District Attorney of Tarrant County, Texas
- In office 1972–2009

Personal details
- Born: Timothy Cullen Curry September 18, 1938 Tulia, Texas, US
- Died: April 24, 2009 (aged 70) Fort Worth, Texas, US
- Cause of death: Lung cancer
- Party: Republican (1990-2009) Democratic (before 1990)
- Education: Texas Christian University Baylor Law School
- Occupation: Lawyer

= Tim Curry (attorney) =

American attorney (1938–2009)

Timothy Cullen Curry (September 18, 1938 – April 24, 2009) was an American attorney who served as the District Attorney of Tarrant County, Texas from 1972 until his death in 2009.

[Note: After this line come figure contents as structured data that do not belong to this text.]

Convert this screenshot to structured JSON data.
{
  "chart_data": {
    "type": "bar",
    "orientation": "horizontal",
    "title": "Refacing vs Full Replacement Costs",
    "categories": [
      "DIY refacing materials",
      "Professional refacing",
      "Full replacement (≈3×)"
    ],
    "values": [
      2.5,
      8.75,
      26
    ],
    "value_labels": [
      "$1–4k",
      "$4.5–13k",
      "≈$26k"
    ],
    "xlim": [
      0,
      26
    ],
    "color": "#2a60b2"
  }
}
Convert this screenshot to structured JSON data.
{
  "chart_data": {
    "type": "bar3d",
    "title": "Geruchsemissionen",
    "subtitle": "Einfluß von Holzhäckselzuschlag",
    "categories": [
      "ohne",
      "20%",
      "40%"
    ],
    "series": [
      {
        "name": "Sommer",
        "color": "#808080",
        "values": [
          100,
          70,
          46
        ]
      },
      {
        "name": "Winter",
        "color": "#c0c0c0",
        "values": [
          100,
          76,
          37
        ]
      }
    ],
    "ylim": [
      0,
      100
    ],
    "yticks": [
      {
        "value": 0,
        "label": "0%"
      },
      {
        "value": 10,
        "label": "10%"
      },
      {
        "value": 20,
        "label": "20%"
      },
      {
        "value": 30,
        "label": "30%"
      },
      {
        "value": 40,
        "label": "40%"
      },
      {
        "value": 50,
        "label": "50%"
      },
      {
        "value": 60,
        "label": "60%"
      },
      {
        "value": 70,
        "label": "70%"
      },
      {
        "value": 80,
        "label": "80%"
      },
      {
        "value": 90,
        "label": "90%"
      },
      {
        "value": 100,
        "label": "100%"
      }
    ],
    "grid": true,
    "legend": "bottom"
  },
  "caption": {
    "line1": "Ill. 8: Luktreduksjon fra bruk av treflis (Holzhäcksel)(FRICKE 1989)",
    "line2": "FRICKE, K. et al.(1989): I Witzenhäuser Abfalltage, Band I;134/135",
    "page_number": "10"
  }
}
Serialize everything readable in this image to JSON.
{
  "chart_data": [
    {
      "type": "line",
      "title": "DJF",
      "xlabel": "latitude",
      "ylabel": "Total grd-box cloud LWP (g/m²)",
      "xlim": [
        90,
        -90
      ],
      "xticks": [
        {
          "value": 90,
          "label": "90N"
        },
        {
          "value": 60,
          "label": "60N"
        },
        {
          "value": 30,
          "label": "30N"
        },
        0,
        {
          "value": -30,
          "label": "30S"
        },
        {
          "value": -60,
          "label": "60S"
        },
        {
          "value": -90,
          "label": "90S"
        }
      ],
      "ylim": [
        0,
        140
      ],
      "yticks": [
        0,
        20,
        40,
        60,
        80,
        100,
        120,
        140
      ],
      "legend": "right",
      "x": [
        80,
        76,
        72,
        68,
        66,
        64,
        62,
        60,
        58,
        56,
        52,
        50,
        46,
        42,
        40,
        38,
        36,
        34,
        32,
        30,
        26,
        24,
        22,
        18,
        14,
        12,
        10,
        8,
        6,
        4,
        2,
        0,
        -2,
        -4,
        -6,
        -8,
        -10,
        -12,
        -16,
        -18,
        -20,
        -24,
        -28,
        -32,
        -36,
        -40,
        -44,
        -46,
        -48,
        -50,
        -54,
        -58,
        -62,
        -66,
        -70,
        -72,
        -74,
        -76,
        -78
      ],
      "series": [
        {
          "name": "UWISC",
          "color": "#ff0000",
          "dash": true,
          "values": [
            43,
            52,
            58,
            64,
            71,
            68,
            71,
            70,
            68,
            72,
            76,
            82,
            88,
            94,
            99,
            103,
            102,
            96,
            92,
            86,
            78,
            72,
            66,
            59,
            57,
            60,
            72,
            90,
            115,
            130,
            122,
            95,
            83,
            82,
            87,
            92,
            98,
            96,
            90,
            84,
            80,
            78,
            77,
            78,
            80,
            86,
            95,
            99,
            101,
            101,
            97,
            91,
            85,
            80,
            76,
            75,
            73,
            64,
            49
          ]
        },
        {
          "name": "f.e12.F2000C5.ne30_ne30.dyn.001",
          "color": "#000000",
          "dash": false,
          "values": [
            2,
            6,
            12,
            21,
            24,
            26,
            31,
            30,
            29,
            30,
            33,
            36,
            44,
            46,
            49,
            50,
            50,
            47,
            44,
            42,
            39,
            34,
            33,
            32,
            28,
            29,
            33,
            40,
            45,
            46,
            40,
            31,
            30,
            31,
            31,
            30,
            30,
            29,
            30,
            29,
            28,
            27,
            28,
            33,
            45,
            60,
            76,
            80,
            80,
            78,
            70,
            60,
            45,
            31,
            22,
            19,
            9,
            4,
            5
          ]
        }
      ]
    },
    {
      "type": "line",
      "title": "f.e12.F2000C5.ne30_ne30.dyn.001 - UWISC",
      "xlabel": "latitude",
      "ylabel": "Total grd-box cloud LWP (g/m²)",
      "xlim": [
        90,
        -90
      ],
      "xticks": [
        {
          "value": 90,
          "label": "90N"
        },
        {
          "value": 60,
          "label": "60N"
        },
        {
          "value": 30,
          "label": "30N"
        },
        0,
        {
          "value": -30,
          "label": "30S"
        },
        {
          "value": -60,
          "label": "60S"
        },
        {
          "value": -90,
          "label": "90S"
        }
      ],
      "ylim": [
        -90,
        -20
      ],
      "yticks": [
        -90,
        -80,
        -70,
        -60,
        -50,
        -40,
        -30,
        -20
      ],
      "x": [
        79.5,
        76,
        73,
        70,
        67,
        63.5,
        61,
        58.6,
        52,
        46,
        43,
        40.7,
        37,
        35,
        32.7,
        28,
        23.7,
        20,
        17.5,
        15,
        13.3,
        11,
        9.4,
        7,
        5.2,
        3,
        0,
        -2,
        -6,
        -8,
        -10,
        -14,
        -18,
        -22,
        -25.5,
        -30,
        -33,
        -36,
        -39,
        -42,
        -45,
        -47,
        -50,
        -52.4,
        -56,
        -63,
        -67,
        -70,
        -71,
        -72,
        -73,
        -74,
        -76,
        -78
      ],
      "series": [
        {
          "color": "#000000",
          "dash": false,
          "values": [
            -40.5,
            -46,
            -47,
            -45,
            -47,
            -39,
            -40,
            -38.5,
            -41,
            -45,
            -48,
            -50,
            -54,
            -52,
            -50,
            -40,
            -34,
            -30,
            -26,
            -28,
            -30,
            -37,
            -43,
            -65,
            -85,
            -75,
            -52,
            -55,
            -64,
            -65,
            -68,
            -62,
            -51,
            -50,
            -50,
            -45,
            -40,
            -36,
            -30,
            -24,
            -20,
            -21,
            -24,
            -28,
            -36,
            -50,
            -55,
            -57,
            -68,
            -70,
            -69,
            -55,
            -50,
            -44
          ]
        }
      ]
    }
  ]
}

Curry was selected to run for District Attorney of Tarrant County after the original choice for nominee backed out just before the 1972 election. Curry was 34 years old when he took office on November 27, 1972. He was first elected as a Democrat but switched to the Republican Party in 1990, along with other Tarrant County elected officials who followed a change in the political leanings there. Curry died shortly after midnight on April 24, 2009, at the age of 70 of complications of lung cancer.

The Tarrant County justice center was renamed to Tim Curry Criminal Justice Center shortly after his death.

Curry was the prosecutor in the trial of oilman T. Cullen Davis.